Pest Control – FMD Question without notice

Ms BATH (Eastern Victoria) (12:26): My question is to the Minister for Agriculture. A recent population explosion of feral pig numbers in the north-east of the state around Bonang has seen enormous damage to farmers’ pasture and fencing. One particular property owner has caught 56 wild pigs this year alone, but there are many, many more, and there is a lack of government control in place. So I ask: Minister, considering the heightened risk of foot-and-mouth disease (FMD) incursion into Victoria, what additional efforts have been put in place to support local farmers in managing the feral pig population explosion?


Ms TIERNEY (Western Victoria—Minister for Training and Skills, Minister for Higher Education, Minister for Agriculture) (12:27): I thank Ms Bath for this question. It is a very important
question. It is an important question for a whole range of reasons but particularly in terms of biosecurity, which we all know, as a result of foot-and-mouth in Bali in particular being close to our
borders, has a heightened sense and has, as I said, serious currency in the political will of the country at the moment.

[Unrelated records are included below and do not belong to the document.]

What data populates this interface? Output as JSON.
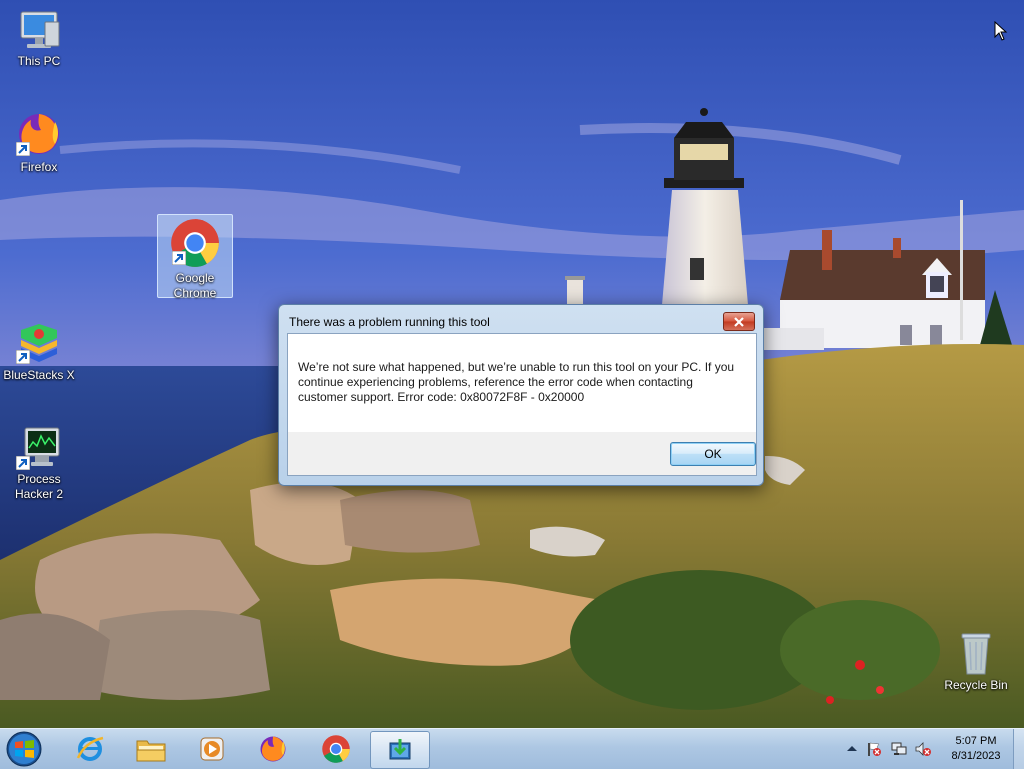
{
  "desktop": {
    "icons": [
      {
        "label": "This PC"
      },
      {
        "label": "Firefox"
      },
      {
        "label": "Google Chrome"
      },
      {
        "label": "BlueStacks X"
      },
      {
        "label": "Process Hacker 2"
      },
      {
        "label": "Recycle Bin"
      }
    ]
  },
  "dialog": {
    "title": "There was a problem running this tool",
    "message": "We’re not sure what happened, but we’re unable to run this tool on your PC. If you continue experiencing problems, reference the error code when contacting customer support. Error code: 0x80072F8F - 0x20000",
    "ok_label": "OK"
  },
  "taskbar": {
    "pinned": [
      "start-orb-icon",
      "internet-explorer-icon",
      "file-explorer-icon",
      "media-player-icon",
      "firefox-icon",
      "chrome-icon",
      "media-creation-tool-icon"
    ],
    "tray_icons": [
      "show-hidden-icons-icon",
      "action-center-flag-icon",
      "network-icon",
      "volume-muted-icon"
    ],
    "clock": {
      "time": "5:07 PM",
      "date": "8/31/2023"
    }
  },
  "colors": {
    "taskbar": "#adc7e3",
    "dialog_frame": "#b9d1ea",
    "close_button": "#c23a20",
    "ok_button_border": "#3c7fb1"
  }
}
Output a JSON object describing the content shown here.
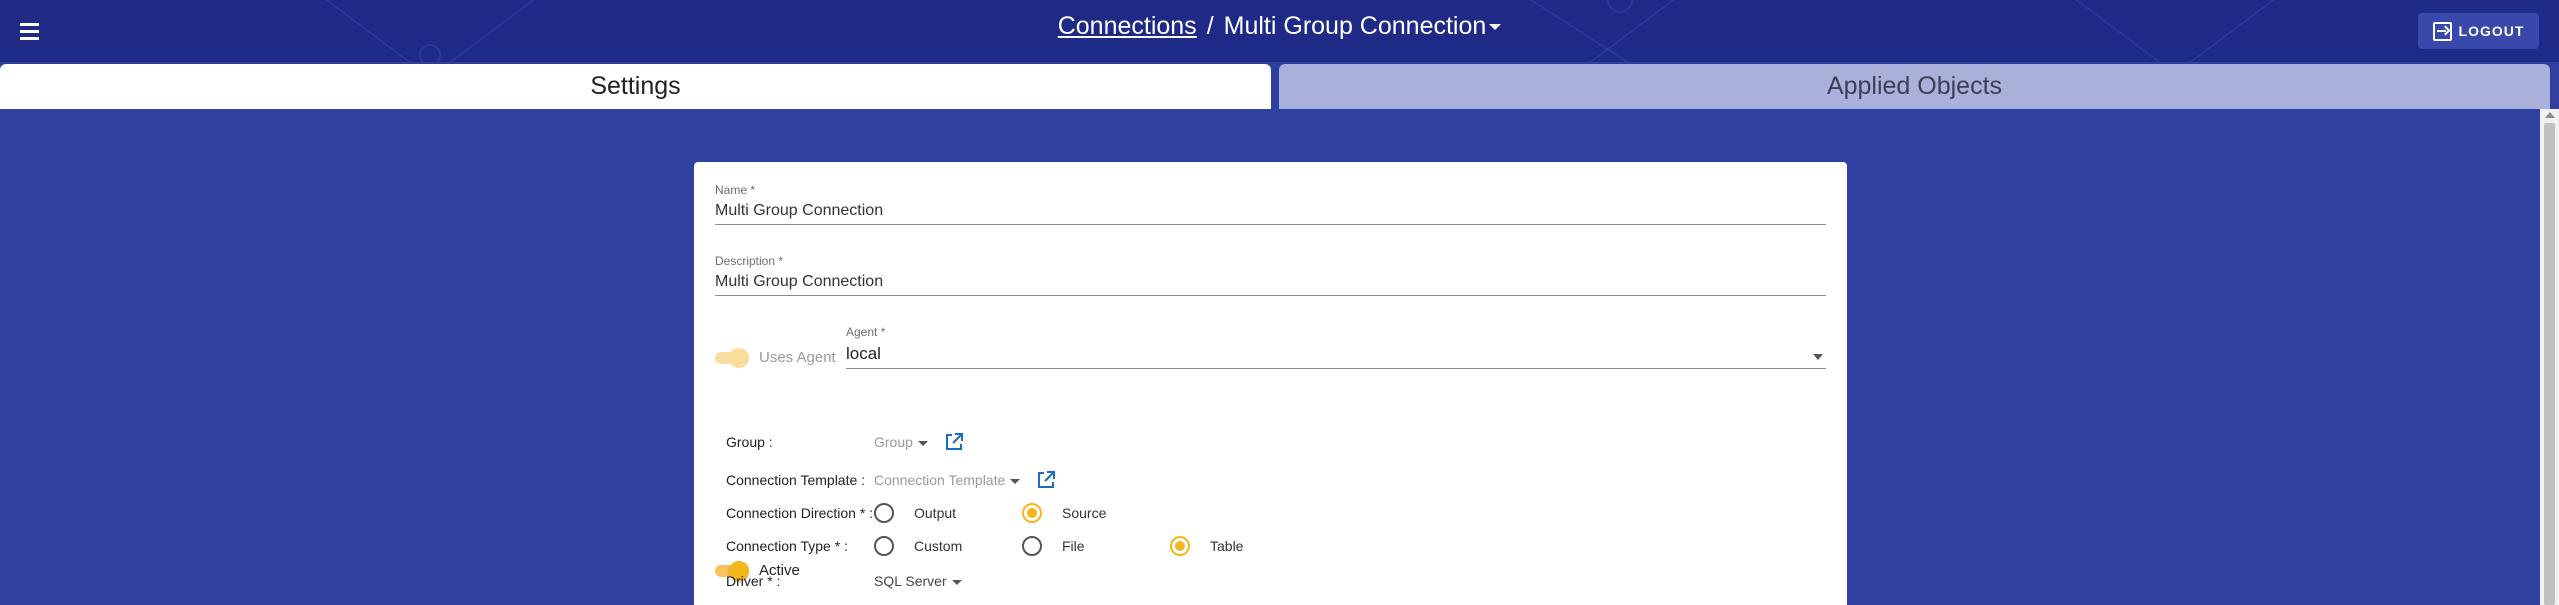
{
  "header": {
    "breadcrumb_link": "Connections",
    "separator": "/",
    "current": "Multi Group Connection",
    "logout_label": "LOGOUT"
  },
  "tabs": [
    {
      "label": "Settings",
      "active": true
    },
    {
      "label": "Applied Objects",
      "active": false
    }
  ],
  "form": {
    "name": {
      "label": "Name *",
      "value": "Multi Group Connection"
    },
    "description": {
      "label": "Description *",
      "value": "Multi Group Connection"
    },
    "uses_agent": {
      "label": "Uses Agent",
      "checked": true,
      "disabled": true
    },
    "agent": {
      "label": "Agent *",
      "value": "local"
    },
    "active": {
      "label": "Active",
      "checked": true
    },
    "group": {
      "label": "Group :",
      "placeholder": "Group"
    },
    "connection_template": {
      "label": "Connection Template :",
      "placeholder": "Connection Template"
    },
    "connection_direction": {
      "label": "Connection Direction * :",
      "options": [
        {
          "label": "Output",
          "selected": false
        },
        {
          "label": "Source",
          "selected": true
        }
      ]
    },
    "connection_type": {
      "label": "Connection Type * :",
      "options": [
        {
          "label": "Custom",
          "selected": false
        },
        {
          "label": "File",
          "selected": false
        },
        {
          "label": "Table",
          "selected": true
        }
      ]
    },
    "driver": {
      "label": "Driver * :",
      "value": "SQL Server"
    }
  },
  "colors": {
    "header_bg": "#1f2a87",
    "page_bg": "#2e3f9e",
    "accent": "#f5b61c",
    "link_icon": "#1a6fc4"
  },
  "icons": {
    "menu": "hamburger-icon",
    "logout": "logout-icon",
    "open_in_new": "open-in-new-icon"
  }
}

This issue of not just feral pigs but feral animals generally has certainly captured my attention as it relates to biosecurity in particular but also of course in terms of agriculture. What I have requested, as a result of all the other work that is being done, is a snapshot of what is actually in place at the moment and what the cross-departmental responsibilities are, because the Department of Environment, Land, Water and Planning has carriage of certain things and other departments have carriage of others. I am also seeking more information in respect of the interstateness, because obviously animals do not take too much notice of borders. I have asked for that and some policy advice so we can have more information to provide the task force so that we can have a much more up-to-date and holistic attitude and, I would dare say, the development of plans in a more general way to deal with not only pigs but also feral cats—there are a whole range of issues that we have in this state and in this country—which do carry disease that will potentially have an impact on our agriculture and our environment more generally.

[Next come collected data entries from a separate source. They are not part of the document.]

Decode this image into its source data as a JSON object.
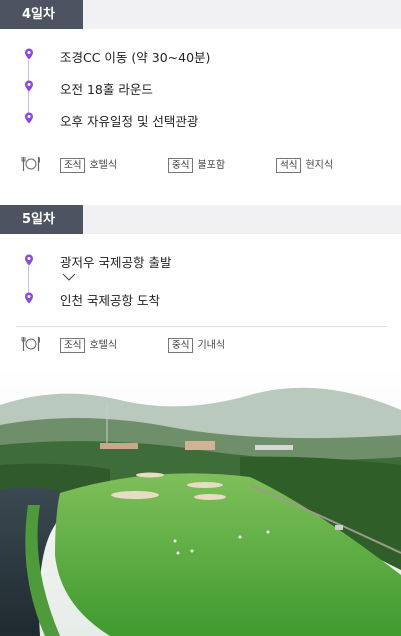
{
  "day4": {
    "label": "4일차",
    "items": [
      "조경CC 이동 (약 30~40분)",
      "오전 18홀 라운드",
      "오후 자유일정 및 선택관광"
    ],
    "meals": [
      {
        "tag": "조식",
        "text": "호텔식"
      },
      {
        "tag": "중식",
        "text": "불포함"
      },
      {
        "tag": "석식",
        "text": "현지식"
      }
    ]
  },
  "day5": {
    "label": "5일차",
    "items": [
      "광저우 국제공항 출발",
      "인천 국제공항 도착"
    ],
    "meals": [
      {
        "tag": "조식",
        "text": "호텔식"
      },
      {
        "tag": "중식",
        "text": "기내식"
      }
    ]
  },
  "icons": {
    "pin": "location-pin-icon",
    "meal": "fork-knife-plate-icon",
    "arrow": "chevron-down-icon"
  },
  "colors": {
    "accent": "#8a4bd8",
    "header_tab": "#4d5360",
    "header_bg": "#f1f1f3"
  }
}
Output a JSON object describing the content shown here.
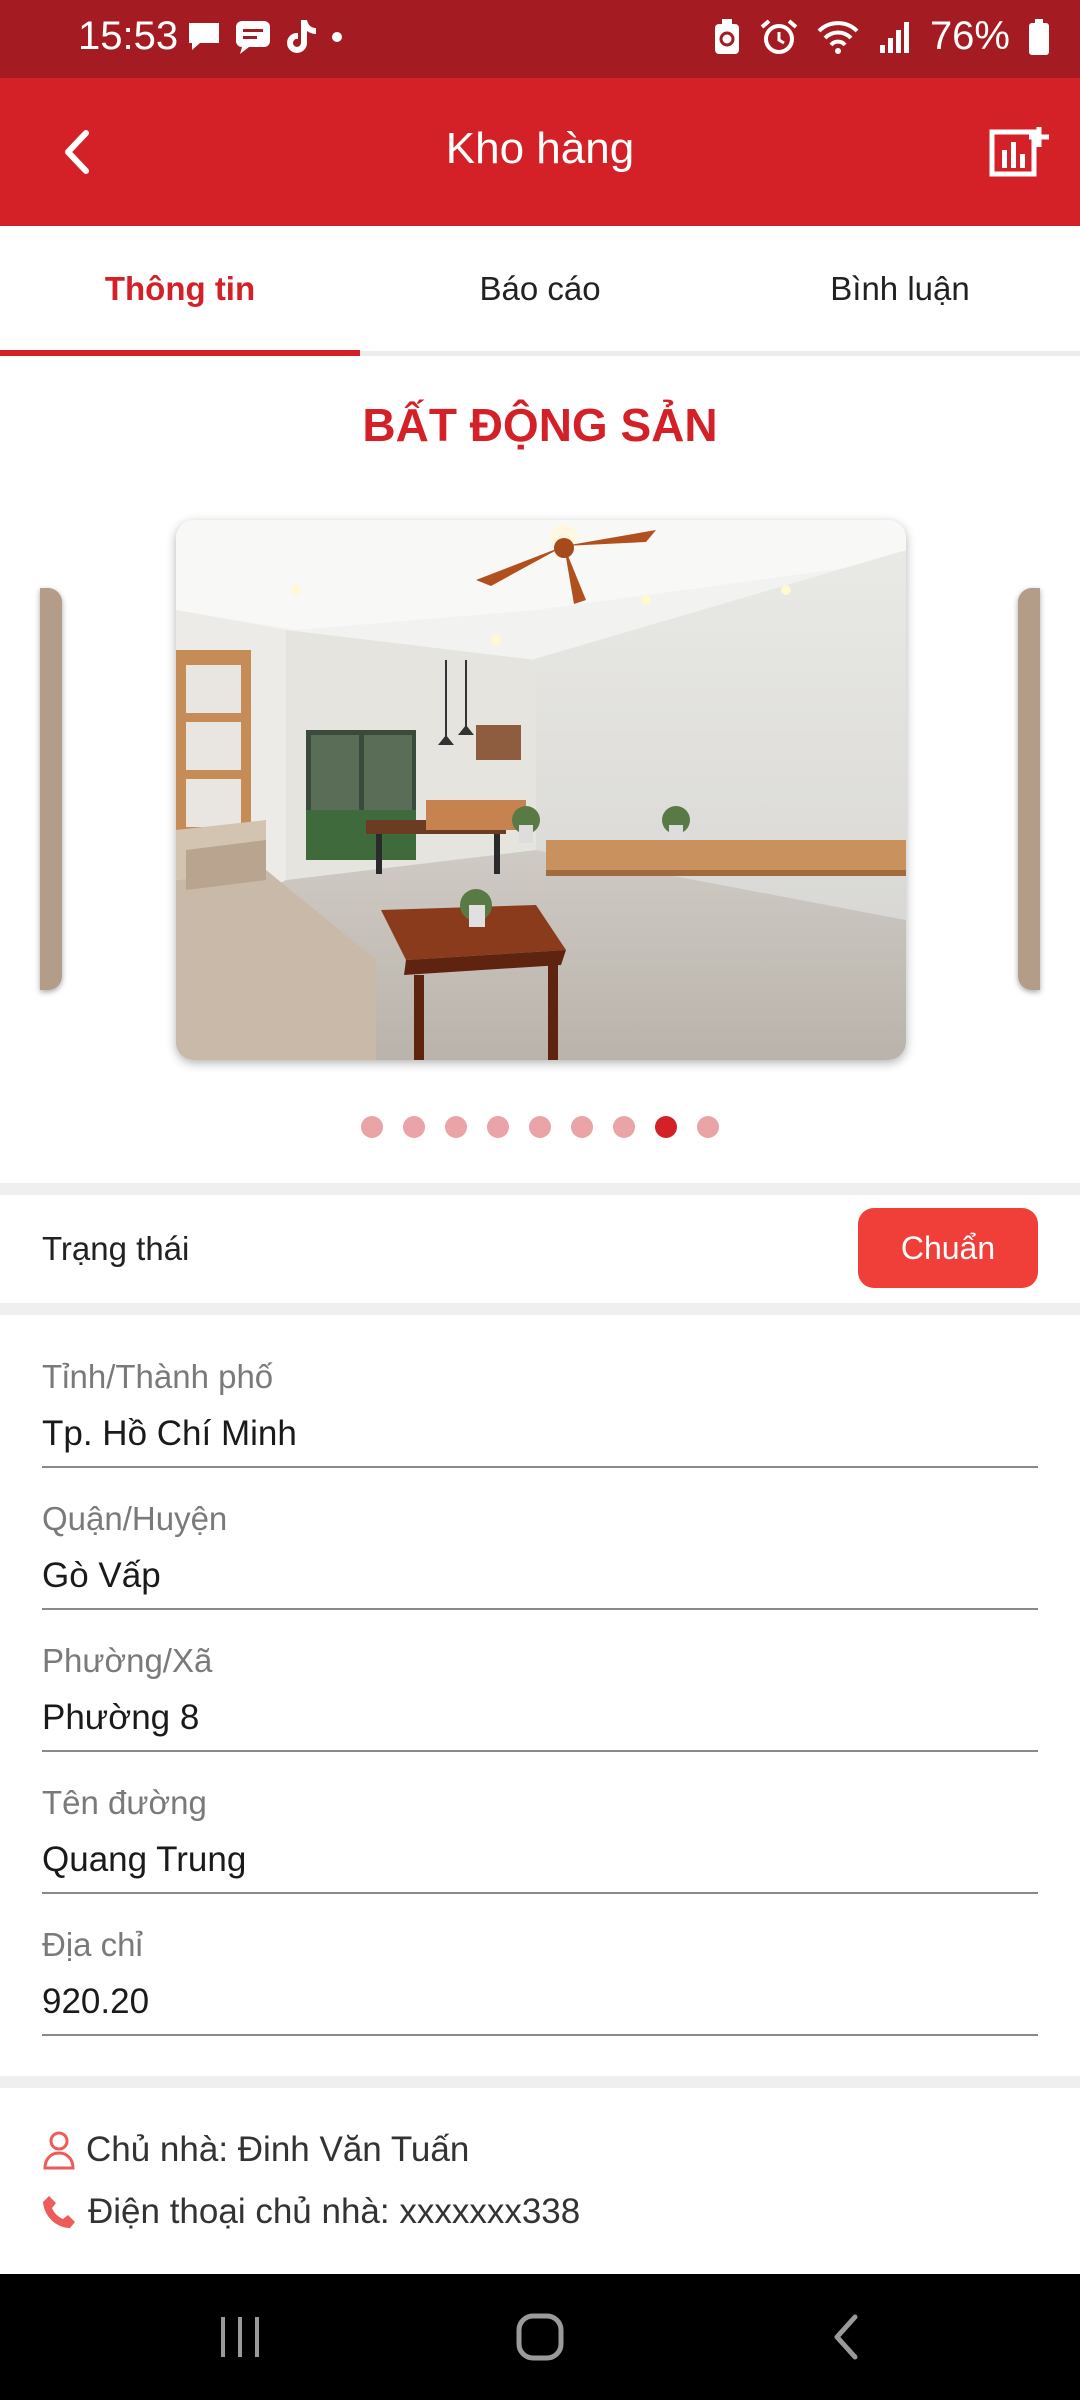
{
  "status_bar": {
    "time": "15:53",
    "battery": "76%",
    "left_icons": [
      "message-icon",
      "chat-icon",
      "tiktok-icon",
      "dot-icon"
    ],
    "right_icons": [
      "battery-saver-icon",
      "alarm-icon",
      "wifi-icon",
      "signal-icon",
      "battery-icon"
    ]
  },
  "header": {
    "title": "Kho hàng",
    "back_icon": "chevron-left-icon",
    "action_icon": "add-report-icon"
  },
  "tabs": [
    {
      "label": "Thông tin",
      "active": true
    },
    {
      "label": "Báo cáo",
      "active": false
    },
    {
      "label": "Bình luận",
      "active": false
    }
  ],
  "section_title": "BẤT ĐỘNG SẢN",
  "carousel": {
    "image_count": 9,
    "active_index": 7
  },
  "status": {
    "label": "Trạng thái",
    "value": "Chuẩn"
  },
  "fields": [
    {
      "label": "Tỉnh/Thành phố",
      "value": "Tp. Hồ Chí Minh"
    },
    {
      "label": "Quận/Huyện",
      "value": "Gò Vấp"
    },
    {
      "label": "Phường/Xã",
      "value": "Phường 8"
    },
    {
      "label": "Tên đường",
      "value": "Quang Trung"
    },
    {
      "label": "Địa chỉ",
      "value": "920.20"
    }
  ],
  "owner": {
    "name_line": "Chủ nhà: Đinh Văn Tuấn",
    "phone_line": "Điện thoại chủ nhà: xxxxxxx338"
  },
  "colors": {
    "status_bar": "#a51b22",
    "header": "#d42027",
    "accent": "#d42027",
    "badge": "#ef3f38"
  }
}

Ms BATH (Eastern Victoria) (12:29): I thank the minister for her response. Speaking about other feral animals, I will go to my supplementary. Indeed I heard an interjection from the former minister about landowners’ responsibilities, and that relates to this question. With increased risks of FMD and the ability of the disease to be carried by feral animals, a number of farmers are wanting to take preventative action by having authority to control wildlife permits approved for species like, but not confined to, hog dear. They are being told by the government that permits will not be preapproved and to wait until FMD arrives on our shores, which will be far too late if permits then need to be approved.  Minister, given the seriousness of this situation and the need for preventative measures, will the government facilitate the preapproval of authority to control wildlife permits so farmers can be best prepared for this situation?

Ms TIERNEY (Western Victoria—Minister for Training and Skills, Minister for Higher Education, Minister for Agriculture) (12:30): I thank Ms Bath for her question. I do not have that sort
of level of detail. If you could submit the information that you have in relation to landowners in that particular area to me, that would be very, very helpful. But I will take that on notice if you can also provide me with that information.